Later he loaded crates into the manager’s car.
She looked dead on her feet, said something
about an extra sitting at dinner.
But there weren’t any new guests.
It was my two weeks in the sun.
I’d eaten nothing but lettuce
for weeks to look OK in my bikini.
The waiter stopped flirting, went quiet.
I followed him to the derelict hotel where tents
had sprung up like mushrooms overnight.
He didn’t want to talk. I didn’t push it.
You learn that at a call centre. Some people
think you’re a machine and they just poke buttons.
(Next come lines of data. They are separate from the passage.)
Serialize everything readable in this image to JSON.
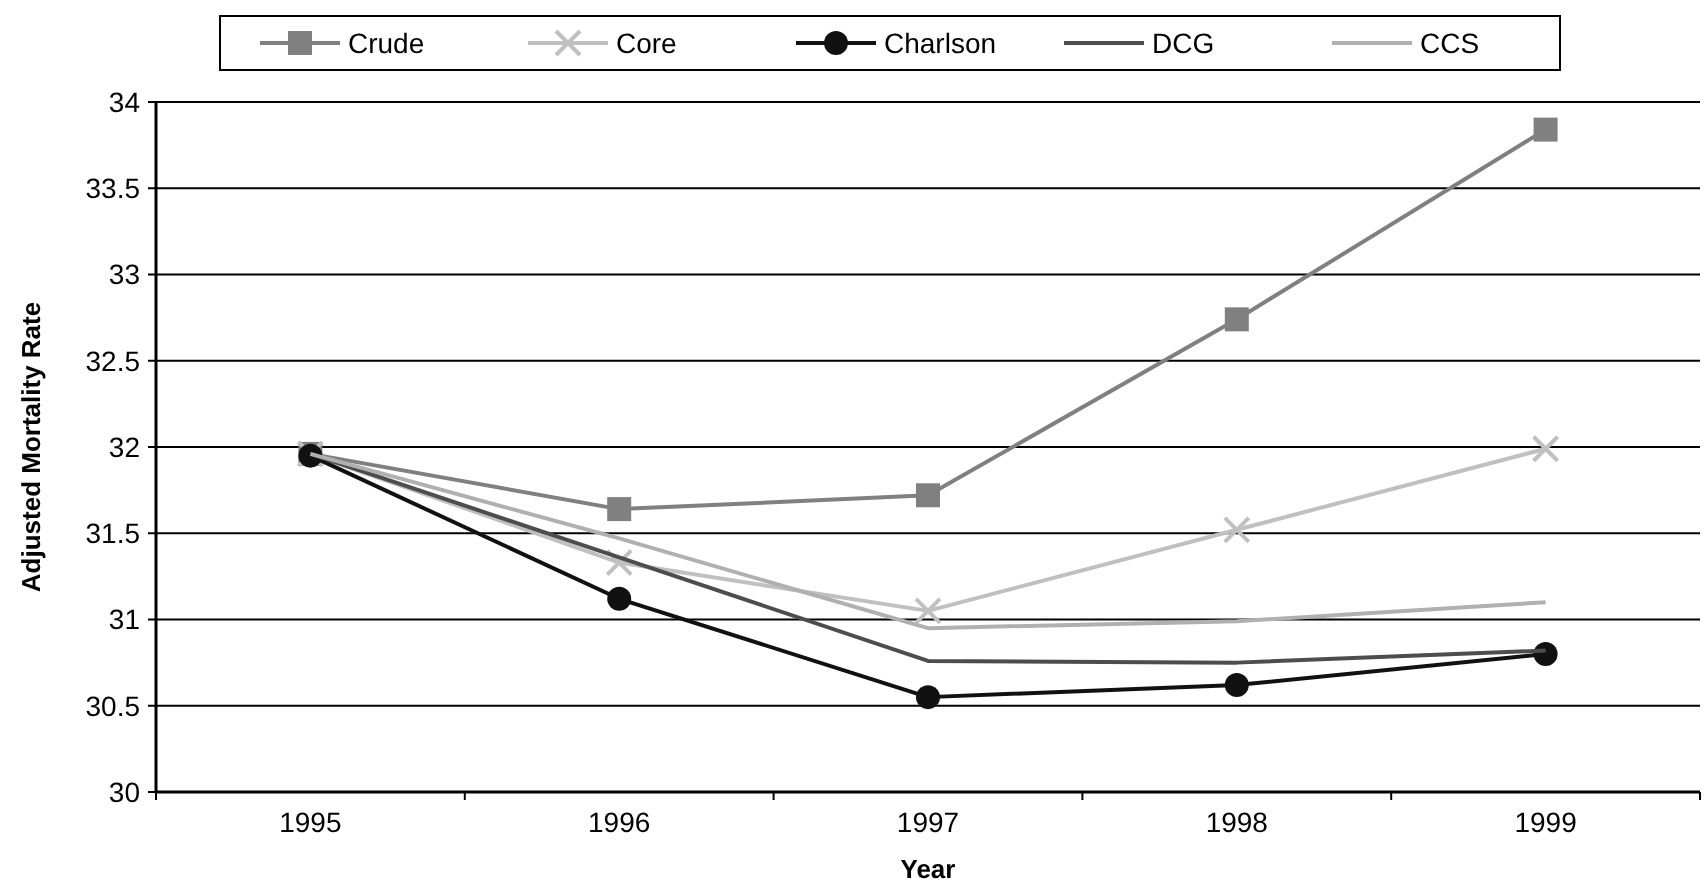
{
  "chart_data": {
    "type": "line",
    "xlabel": "Year",
    "ylabel": "Adjusted Mortality Rate",
    "categories": [
      "1995",
      "1996",
      "1997",
      "1998",
      "1999"
    ],
    "ylim": [
      30,
      34
    ],
    "yticks": [
      30,
      30.5,
      31,
      31.5,
      32,
      32.5,
      33,
      33.5,
      34
    ],
    "grid": "y",
    "legend": "top",
    "series": [
      {
        "name": "Crude",
        "color": "#808080",
        "marker": "square",
        "values": [
          31.96,
          31.64,
          31.72,
          32.74,
          33.84
        ]
      },
      {
        "name": "Core",
        "color": "#c0c0c0",
        "marker": "cross",
        "values": [
          31.96,
          31.33,
          31.05,
          31.52,
          31.99
        ]
      },
      {
        "name": "Charlson",
        "color": "#111111",
        "marker": "circle",
        "values": [
          31.95,
          31.12,
          30.55,
          30.62,
          30.8
        ]
      },
      {
        "name": "DCG",
        "color": "#4d4d4d",
        "marker": "none",
        "values": [
          31.96,
          31.36,
          30.76,
          30.75,
          30.82
        ]
      },
      {
        "name": "CCS",
        "color": "#b0b0b0",
        "marker": "none",
        "values": [
          31.96,
          31.47,
          30.95,
          30.99,
          31.1
        ]
      }
    ]
  }
}
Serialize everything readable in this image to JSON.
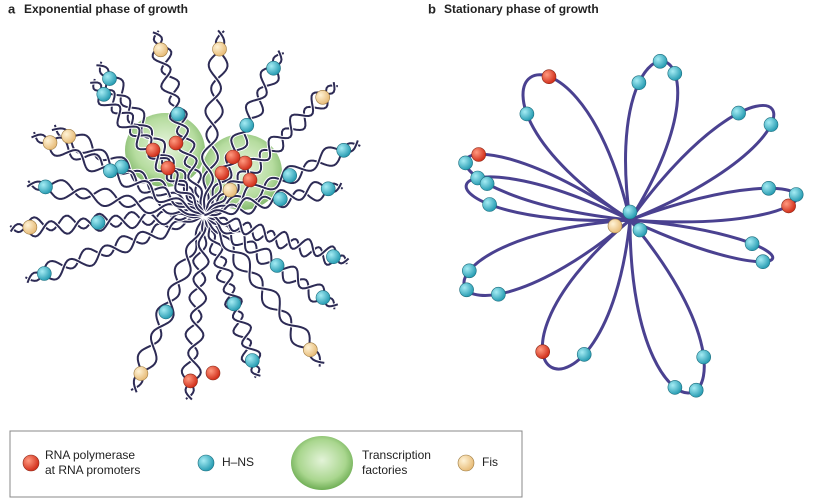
{
  "panels": [
    {
      "letter": "a",
      "title": "Exponential phase of growth"
    },
    {
      "letter": "b",
      "title": "Stationary phase of growth"
    }
  ],
  "legend": {
    "items": [
      {
        "lines": [
          "RNA polymerase",
          "at RNA promoters"
        ]
      },
      {
        "lines": [
          "H–NS"
        ]
      },
      {
        "lines": [
          "Transcription",
          "factories"
        ]
      },
      {
        "lines": [
          "Fis"
        ]
      }
    ]
  }
}
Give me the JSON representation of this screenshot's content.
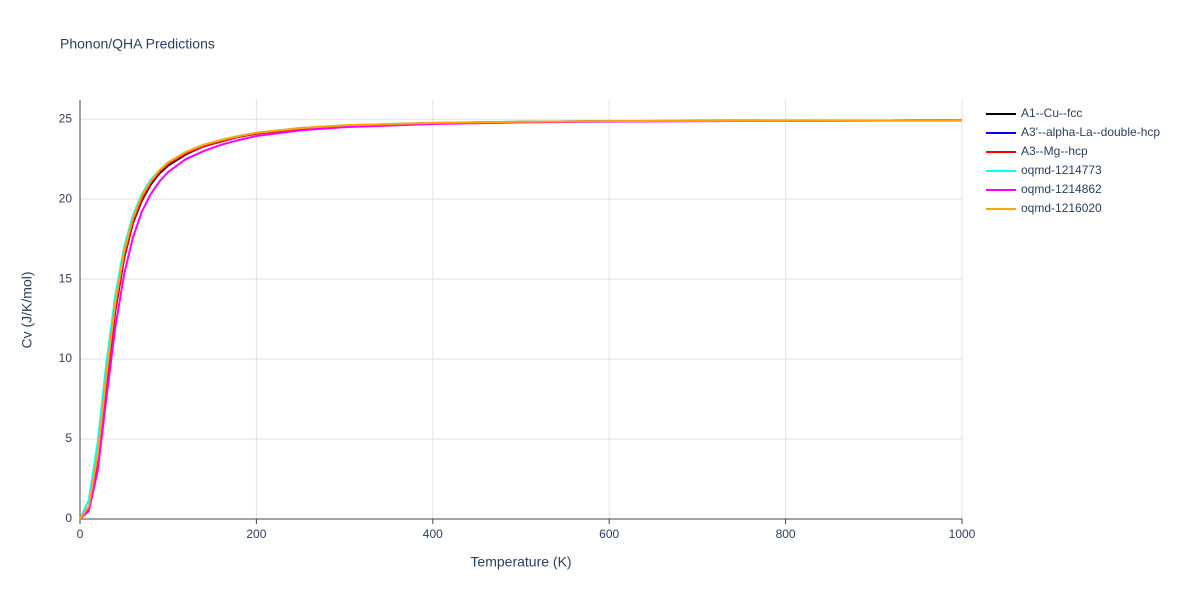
{
  "chart_data": {
    "type": "line",
    "title": "Phonon/QHA Predictions",
    "x_label": "Temperature (K)",
    "y_label": "Cv (J/K/mol)",
    "x": [
      0,
      10,
      20,
      30,
      40,
      50,
      60,
      70,
      80,
      90,
      100,
      120,
      140,
      160,
      180,
      200,
      250,
      300,
      400,
      500,
      600,
      800,
      1000
    ],
    "xlim": [
      0,
      1000
    ],
    "xticks": [
      0,
      200,
      400,
      600,
      800,
      1000
    ],
    "ylim": [
      0,
      26.2
    ],
    "yticks": [
      0,
      5,
      10,
      15,
      20,
      25
    ],
    "grid": true,
    "series": [
      {
        "name": "A1--Cu--fcc",
        "color": "#000000",
        "values": [
          0,
          0.6,
          3.5,
          8.5,
          13,
          16.3,
          18.5,
          19.9,
          20.9,
          21.6,
          22.1,
          22.8,
          23.3,
          23.6,
          23.9,
          24.1,
          24.4,
          24.6,
          24.75,
          24.83,
          24.87,
          24.91,
          24.93
        ]
      },
      {
        "name": "A3'--alpha-La--double-hcp",
        "color": "#0000ff",
        "values": [
          0,
          0.7,
          3.8,
          8.8,
          13.3,
          16.5,
          18.7,
          20.1,
          21.0,
          21.7,
          22.2,
          22.9,
          23.35,
          23.65,
          23.9,
          24.1,
          24.45,
          24.6,
          24.76,
          24.84,
          24.88,
          24.91,
          24.93
        ]
      },
      {
        "name": "A3--Mg--hcp",
        "color": "#ff0000",
        "values": [
          0,
          0.6,
          3.6,
          8.6,
          13.1,
          16.4,
          18.6,
          20.0,
          21.0,
          21.7,
          22.2,
          22.85,
          23.3,
          23.6,
          23.9,
          24.1,
          24.4,
          24.6,
          24.75,
          24.83,
          24.87,
          24.91,
          24.93
        ]
      },
      {
        "name": "oqmd-1214773",
        "color": "#00ffff",
        "values": [
          0,
          1.2,
          4.8,
          9.8,
          14.0,
          17.0,
          19.0,
          20.3,
          21.2,
          21.8,
          22.3,
          22.95,
          23.4,
          23.7,
          23.95,
          24.15,
          24.45,
          24.62,
          24.77,
          24.84,
          24.88,
          24.91,
          24.93
        ]
      },
      {
        "name": "oqmd-1214862",
        "color": "#ff00ff",
        "values": [
          0,
          0.5,
          3.0,
          7.6,
          12.0,
          15.3,
          17.6,
          19.2,
          20.3,
          21.1,
          21.7,
          22.5,
          23.0,
          23.4,
          23.7,
          23.95,
          24.3,
          24.5,
          24.7,
          24.8,
          24.85,
          24.9,
          24.92
        ]
      },
      {
        "name": "oqmd-1216020",
        "color": "#ffa500",
        "values": [
          0,
          0.8,
          4.0,
          9.0,
          13.5,
          16.7,
          18.8,
          20.2,
          21.1,
          21.8,
          22.3,
          22.95,
          23.4,
          23.7,
          23.95,
          24.15,
          24.45,
          24.62,
          24.77,
          24.84,
          24.88,
          24.91,
          24.93
        ]
      }
    ]
  }
}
Others, you’re the only person they’ve talked to all day.
I’d only come to sunbathe
so helping give out food didn’t seem much.
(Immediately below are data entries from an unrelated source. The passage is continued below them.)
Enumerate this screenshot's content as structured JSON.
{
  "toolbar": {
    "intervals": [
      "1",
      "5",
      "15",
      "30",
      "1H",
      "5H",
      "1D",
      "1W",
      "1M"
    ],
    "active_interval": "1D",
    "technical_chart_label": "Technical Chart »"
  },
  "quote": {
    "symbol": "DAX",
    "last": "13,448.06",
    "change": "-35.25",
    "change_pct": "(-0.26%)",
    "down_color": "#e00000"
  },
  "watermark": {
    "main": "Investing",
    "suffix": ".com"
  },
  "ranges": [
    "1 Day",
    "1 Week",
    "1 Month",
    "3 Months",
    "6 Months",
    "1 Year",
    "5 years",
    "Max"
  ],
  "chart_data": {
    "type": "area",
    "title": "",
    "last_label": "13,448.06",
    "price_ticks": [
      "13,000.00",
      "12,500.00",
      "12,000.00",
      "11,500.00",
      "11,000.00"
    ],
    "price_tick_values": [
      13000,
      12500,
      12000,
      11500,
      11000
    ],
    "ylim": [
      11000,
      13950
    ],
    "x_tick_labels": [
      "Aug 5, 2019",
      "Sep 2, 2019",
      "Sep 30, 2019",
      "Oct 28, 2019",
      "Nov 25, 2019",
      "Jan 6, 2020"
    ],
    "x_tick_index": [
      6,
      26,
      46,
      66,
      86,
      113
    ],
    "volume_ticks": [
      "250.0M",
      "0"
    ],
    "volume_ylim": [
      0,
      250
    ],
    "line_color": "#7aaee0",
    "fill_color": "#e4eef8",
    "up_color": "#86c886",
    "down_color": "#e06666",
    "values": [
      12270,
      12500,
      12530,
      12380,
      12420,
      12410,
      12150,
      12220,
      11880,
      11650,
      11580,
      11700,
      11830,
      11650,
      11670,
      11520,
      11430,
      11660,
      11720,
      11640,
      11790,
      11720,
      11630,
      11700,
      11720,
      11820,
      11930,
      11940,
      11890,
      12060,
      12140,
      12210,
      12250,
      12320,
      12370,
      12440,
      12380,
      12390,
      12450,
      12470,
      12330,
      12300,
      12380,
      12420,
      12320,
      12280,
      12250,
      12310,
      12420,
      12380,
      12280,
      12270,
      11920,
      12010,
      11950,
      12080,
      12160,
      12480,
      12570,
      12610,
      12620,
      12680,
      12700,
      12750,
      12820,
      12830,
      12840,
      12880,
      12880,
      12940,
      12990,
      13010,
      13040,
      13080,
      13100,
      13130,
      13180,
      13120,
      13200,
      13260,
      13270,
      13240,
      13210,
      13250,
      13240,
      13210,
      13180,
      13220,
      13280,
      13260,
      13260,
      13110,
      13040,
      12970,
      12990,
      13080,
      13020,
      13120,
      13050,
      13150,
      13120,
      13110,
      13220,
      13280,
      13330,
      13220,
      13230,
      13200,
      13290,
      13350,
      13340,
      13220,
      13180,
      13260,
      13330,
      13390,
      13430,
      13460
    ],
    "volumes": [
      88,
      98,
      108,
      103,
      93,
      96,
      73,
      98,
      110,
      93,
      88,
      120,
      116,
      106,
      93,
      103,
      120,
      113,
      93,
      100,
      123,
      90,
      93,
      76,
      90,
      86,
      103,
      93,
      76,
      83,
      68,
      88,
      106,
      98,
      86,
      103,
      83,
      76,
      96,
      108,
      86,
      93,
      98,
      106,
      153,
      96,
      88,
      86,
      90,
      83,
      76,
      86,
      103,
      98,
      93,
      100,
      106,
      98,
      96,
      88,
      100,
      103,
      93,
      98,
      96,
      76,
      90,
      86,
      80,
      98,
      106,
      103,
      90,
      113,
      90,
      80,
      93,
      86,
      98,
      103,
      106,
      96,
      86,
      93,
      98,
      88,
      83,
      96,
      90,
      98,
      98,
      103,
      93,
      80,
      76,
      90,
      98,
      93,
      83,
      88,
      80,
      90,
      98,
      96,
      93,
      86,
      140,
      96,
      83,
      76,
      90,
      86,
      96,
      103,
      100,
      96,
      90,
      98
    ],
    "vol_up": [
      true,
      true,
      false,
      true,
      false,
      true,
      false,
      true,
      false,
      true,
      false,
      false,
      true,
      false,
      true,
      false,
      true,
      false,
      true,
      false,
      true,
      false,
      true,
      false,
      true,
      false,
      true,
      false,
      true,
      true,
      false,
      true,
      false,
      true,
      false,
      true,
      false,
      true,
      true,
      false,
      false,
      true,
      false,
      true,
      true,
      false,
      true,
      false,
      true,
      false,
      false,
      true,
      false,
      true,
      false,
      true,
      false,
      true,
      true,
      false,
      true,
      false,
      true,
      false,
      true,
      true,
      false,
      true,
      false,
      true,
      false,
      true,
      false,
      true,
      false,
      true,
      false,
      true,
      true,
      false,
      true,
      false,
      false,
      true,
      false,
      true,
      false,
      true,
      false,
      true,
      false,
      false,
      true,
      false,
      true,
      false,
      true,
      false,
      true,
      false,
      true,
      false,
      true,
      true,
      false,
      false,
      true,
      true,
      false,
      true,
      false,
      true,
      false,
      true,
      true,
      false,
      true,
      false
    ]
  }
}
One mother told me men drifted around
and she didn’t think her daughters were safe.
After their journey, they didn’t want confinement
to a crowded room. I became a chaperone.
I taught them hopscotch on the beach.
Their laughter such a strange sound.
Paperwork’s slow at the best of times.
I left my euros for the hotel to pass on.
I hope it helped. I bought them sanitary pads.
People don’t think about that:
their bodies capable of creating life.
Everything Abdel sees is smeared, despite his glasses.
With the sleeve of a dusty shirt, he pushes grime
from the middle to the edges of his lenses.
They’ve witnessed family fall victim to war crimes.
He could shower for a fortnight and never feel clean.
English is an official language in Sudan.
At sixteen he wants to join relatives already in England.
To dodge military conscription, Sayid, 20, fled from Syria.
Inspired by the story of one of his heroes, William Gibson,
Sayid got to Egypt, then packed on a small boat to Lampedusa,
through Italy to France, from where he can only move on.
On a borrowed laptop he listens to Syrian pop music.
He’d love to cook. He still has to pay a trafficker
weekly for the right to chase lorries to his brother in England.
With a bandaged hand Abdul, 21, tells of imprisonment
and gestures to describe the electric shocks he received
after his arrest by the Sudanese government.
His tribe also harassed by rebel militia. He feels deceived
by traffickers. Despite his razor-wire injury,
he’ll try again. Sudan was an English colony.
He wants to stop looking over his shoulder.
When a tiger stalks, play dead. But it’s hard not to run.